TEXTO MAMAN : Tu as vu c’est Anne Sophie! C’est super, elle donne la recette de ses cookies!
Je ne comptais plus les moments fous que je vivais grâce à mon boulot: du western canadien en pleine tempête de neige, logée dans un hôtel paumé digne de Shining, au tournage dans le village d’Emir Kusturica, à boire de la rakija avec le No Smoking Orchestra,en passant par le mythique désert des Bardenas où des coulées de boue nous obligèrent à déclencher le plan Orsec. Je ne suis pas du genre prétentieuse, mais avouez quand même que ça vend un peu du rêve non ?
Mais le couperet était tombé: le froid Sibérien et le désert de Lost in la Mancha ne valaient rien à côté des cookies d’Anne Sophie...

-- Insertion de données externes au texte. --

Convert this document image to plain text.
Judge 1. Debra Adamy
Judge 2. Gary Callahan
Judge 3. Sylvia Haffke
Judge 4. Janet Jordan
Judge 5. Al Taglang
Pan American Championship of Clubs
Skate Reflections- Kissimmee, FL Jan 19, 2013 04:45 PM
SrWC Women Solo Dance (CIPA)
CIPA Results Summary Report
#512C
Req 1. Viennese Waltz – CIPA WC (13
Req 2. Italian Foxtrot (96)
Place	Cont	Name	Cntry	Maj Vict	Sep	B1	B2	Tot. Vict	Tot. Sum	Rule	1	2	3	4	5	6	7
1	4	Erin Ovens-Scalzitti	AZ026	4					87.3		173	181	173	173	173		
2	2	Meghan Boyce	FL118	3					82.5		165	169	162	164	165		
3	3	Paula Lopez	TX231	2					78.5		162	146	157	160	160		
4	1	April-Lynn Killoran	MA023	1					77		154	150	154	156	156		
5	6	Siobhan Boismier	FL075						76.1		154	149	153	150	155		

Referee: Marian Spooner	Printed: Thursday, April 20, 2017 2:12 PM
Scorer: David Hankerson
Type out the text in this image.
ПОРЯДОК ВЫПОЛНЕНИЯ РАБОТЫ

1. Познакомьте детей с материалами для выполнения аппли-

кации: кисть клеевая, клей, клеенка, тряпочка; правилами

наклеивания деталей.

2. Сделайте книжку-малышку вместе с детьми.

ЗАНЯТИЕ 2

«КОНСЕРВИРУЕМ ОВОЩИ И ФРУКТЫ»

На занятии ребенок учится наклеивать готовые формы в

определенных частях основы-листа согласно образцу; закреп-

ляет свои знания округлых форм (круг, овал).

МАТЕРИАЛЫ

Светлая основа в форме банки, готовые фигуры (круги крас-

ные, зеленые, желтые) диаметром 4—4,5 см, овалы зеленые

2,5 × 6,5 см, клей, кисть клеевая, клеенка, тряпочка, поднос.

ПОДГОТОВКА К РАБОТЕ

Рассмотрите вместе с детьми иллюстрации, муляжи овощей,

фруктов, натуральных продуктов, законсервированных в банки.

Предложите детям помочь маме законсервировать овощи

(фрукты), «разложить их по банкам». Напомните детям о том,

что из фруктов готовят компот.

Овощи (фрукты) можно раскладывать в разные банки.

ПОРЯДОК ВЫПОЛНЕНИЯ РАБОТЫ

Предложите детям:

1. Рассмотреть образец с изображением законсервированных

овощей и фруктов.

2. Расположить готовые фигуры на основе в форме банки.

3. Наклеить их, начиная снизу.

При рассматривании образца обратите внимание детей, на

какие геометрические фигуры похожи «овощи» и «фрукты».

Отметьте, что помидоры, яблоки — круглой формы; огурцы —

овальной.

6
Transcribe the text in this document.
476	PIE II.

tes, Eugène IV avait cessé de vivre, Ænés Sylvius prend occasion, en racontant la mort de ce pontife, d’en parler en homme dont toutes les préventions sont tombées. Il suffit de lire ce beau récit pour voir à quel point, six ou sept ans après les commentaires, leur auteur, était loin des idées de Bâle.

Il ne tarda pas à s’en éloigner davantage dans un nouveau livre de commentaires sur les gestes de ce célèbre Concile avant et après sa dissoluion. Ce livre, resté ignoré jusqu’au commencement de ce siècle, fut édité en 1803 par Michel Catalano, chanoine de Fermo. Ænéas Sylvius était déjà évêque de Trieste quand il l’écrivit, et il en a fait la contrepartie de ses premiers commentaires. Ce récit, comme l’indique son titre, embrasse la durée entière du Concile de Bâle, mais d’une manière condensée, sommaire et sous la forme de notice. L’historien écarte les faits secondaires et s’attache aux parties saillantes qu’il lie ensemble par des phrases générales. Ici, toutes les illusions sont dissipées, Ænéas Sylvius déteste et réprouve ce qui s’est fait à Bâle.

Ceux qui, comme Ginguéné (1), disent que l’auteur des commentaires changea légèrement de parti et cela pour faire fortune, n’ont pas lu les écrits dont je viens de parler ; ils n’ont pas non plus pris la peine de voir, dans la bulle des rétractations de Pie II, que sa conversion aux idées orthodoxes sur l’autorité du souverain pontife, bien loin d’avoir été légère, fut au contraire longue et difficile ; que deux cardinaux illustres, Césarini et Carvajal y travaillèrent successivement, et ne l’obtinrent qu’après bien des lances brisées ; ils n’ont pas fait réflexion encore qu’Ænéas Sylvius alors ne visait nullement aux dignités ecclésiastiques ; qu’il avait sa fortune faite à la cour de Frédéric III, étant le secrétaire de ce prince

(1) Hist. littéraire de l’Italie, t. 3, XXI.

Il faudrait donc m’inscrire à un CAP pâtisserie pour avoir accès à la reconnaissance et à l’attention tant attendue de ma mère? Serait-ce donc ça le secret ?
Si j’avais su "ça" plus tôt, j’aurais évité de dépenser autant de fric et d’énergie en thérapie depuis ces 5 dernières années.
Je cumulais quand même 2 ans de thérapie transgénérationnelle, une constellation familiale au Mexique, des séances d’hypnose, un stage de Reiki et deux cérémonies d’ayahuasca avec une purge plus que fatale, alors que 5 mois de cours du soir et 2 mois de stage en entreprise auraient suffi à régler tout cela d’une traite,avec un CAP pâtisserie.(...)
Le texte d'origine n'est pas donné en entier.